Enrollment growth in later years (to 8,800 students in 2009, with 6,597 enrolled at the Gainesville campus) resulted in the construction and renovation of several buildings, bringing the total number of buildings at the Gainesville campus to thirteen. The most recent major addition was a building devoted to science, engineering, and technology.

==Academics==
With an enrollment which exceeded 8,000 in 2011, Gainesville State College offered courses leading to the Bachelor of Science in Applied Environmental Spatial Analysis (IESA - Institute for Environmental and Spatial Analysis), Bachelor of Science with a major in early childhood care and education, Bachelor of Applied Science with a major in technology management, Associate of Arts, Associate of Science, and Associate of Applied Science degrees, in addition to certificate programs in Information Technology, Geographic Information Systems and Personal Fitness Training. Ninety percent of Gainesville State College students were in programs transferable to four-year colleges and universities. North Georgia College and State University offered courses on the Gainesville campus through the college's University Center.

==Student life==
Gainesville State College students could participate in student activities such as intramurals, clubs and organizations, bands, chorus, publications, cultural affairs programs, fine arts offerings, extended orientation, and international-intercultural studies programs. To promote student involvement in extra-curricular activities, the college offered co-curricular transcripts for use in job and academic applications.

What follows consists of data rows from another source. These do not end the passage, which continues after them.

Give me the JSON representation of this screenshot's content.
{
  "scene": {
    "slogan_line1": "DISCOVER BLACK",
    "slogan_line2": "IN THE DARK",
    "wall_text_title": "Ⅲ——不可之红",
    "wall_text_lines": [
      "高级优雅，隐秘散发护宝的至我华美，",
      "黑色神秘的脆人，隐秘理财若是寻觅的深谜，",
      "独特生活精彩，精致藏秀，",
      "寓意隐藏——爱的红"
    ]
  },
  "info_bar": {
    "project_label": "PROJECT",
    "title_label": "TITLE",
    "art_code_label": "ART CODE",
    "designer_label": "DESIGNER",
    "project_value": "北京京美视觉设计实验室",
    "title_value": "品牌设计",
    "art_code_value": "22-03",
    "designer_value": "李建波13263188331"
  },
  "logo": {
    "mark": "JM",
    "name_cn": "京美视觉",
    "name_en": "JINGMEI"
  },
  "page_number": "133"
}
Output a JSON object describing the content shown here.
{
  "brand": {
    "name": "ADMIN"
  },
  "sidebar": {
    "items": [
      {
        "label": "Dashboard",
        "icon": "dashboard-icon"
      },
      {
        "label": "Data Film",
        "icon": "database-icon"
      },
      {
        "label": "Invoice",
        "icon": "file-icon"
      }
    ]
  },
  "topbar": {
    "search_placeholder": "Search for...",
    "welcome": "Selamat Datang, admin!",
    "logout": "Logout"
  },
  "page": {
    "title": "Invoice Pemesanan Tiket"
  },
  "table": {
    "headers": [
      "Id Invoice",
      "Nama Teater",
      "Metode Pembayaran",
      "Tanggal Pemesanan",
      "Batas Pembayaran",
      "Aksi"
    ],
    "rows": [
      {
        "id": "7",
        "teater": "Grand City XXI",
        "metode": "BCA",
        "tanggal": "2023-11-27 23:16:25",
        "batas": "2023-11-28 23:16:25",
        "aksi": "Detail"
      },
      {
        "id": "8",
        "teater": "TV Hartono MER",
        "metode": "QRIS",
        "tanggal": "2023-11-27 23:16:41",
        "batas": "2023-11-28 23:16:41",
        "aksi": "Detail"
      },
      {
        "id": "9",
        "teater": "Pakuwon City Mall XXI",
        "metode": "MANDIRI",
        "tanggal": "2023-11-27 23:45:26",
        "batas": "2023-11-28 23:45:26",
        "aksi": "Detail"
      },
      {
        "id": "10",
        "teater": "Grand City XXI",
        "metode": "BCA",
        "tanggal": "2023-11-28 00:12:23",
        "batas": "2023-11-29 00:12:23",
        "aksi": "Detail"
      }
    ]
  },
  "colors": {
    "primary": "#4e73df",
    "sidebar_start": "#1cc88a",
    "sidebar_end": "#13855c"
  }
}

The Gainesville State College Foundation generated and administered private financial support for the college, primarily for student scholarships, faculty and staff development, and outreach activities of the college. Graduates of the college could join the Gainesville State College Alumni Association.
The college Continuing Education Department supports professional and vocational interests of area citizens and reflects a lifelong learning philosophy of the institution.

Gainesville State College, in partnership with Brenau University, was a member of the Gainesville Theatre Alliance (GTA) which produced three to four plays or musicals each year.

Items such as notebooks and sweatshirts in the GSC bookstore were branded with "Home of the Fighting Geese" and Laker T. Goose mascots. Those images were intended only to inspire school spirit, as GSC did not field intercollegiate or extramural athletic teams.

== Faculty==
From 2008 data, GSC faculty included 87 holders of doctorates (46.3%), 3 holders of professional degrees (1.6%), 92 holders of master's degrees (48.9%), and 6 holders of bachelor's degrees (3.2%). According to the latest data available from 2006, GSC had 140 full-time faculty, 133 part-time faculty, and 66 faculty members classified as "Other".

In 2008, 97 faculty members were male (51.6%) and 91 were female (48.4%). Under racial classifications, 12 faculty members were classified as "Black" (6.4%), 149 faculty members were classified as "White" (79.3%), and 27 faculty members were classified as "Other" (14.4%).

Despite the uniformity of tuition among seven of the University System of Georgia's eight state colleges, Gainesville State College's faculty pay ranked at the bottom for associate professors ($55,323 USG vs. $48,161 GSC - 12.9% lower), assistant professors ($46,818 USG vs. $39,524 GSC - 15.6% lower), and instructors ($39,160 USG vs. $35,342 GSC - 9.7% lower). While full professors at GSC were not the lowest paid out of all of the state colleges, they were still paid 10.3% below the state college average.

In 2008, faculty members by rank included 34 full professors (18.1%), 38 associate professors (20.2%), 85 assistant professors (45.2%), and 31 instructors (16.5%). That same year, 74 faculty were tenured (39.4%), 91 were tenure track (48.4%), 9 were non-tenure track (4.8%), and 14 were not on tenure track (7.4%). The data gives no indication on the precise difference between "non-tenure track" and "not on tenure track".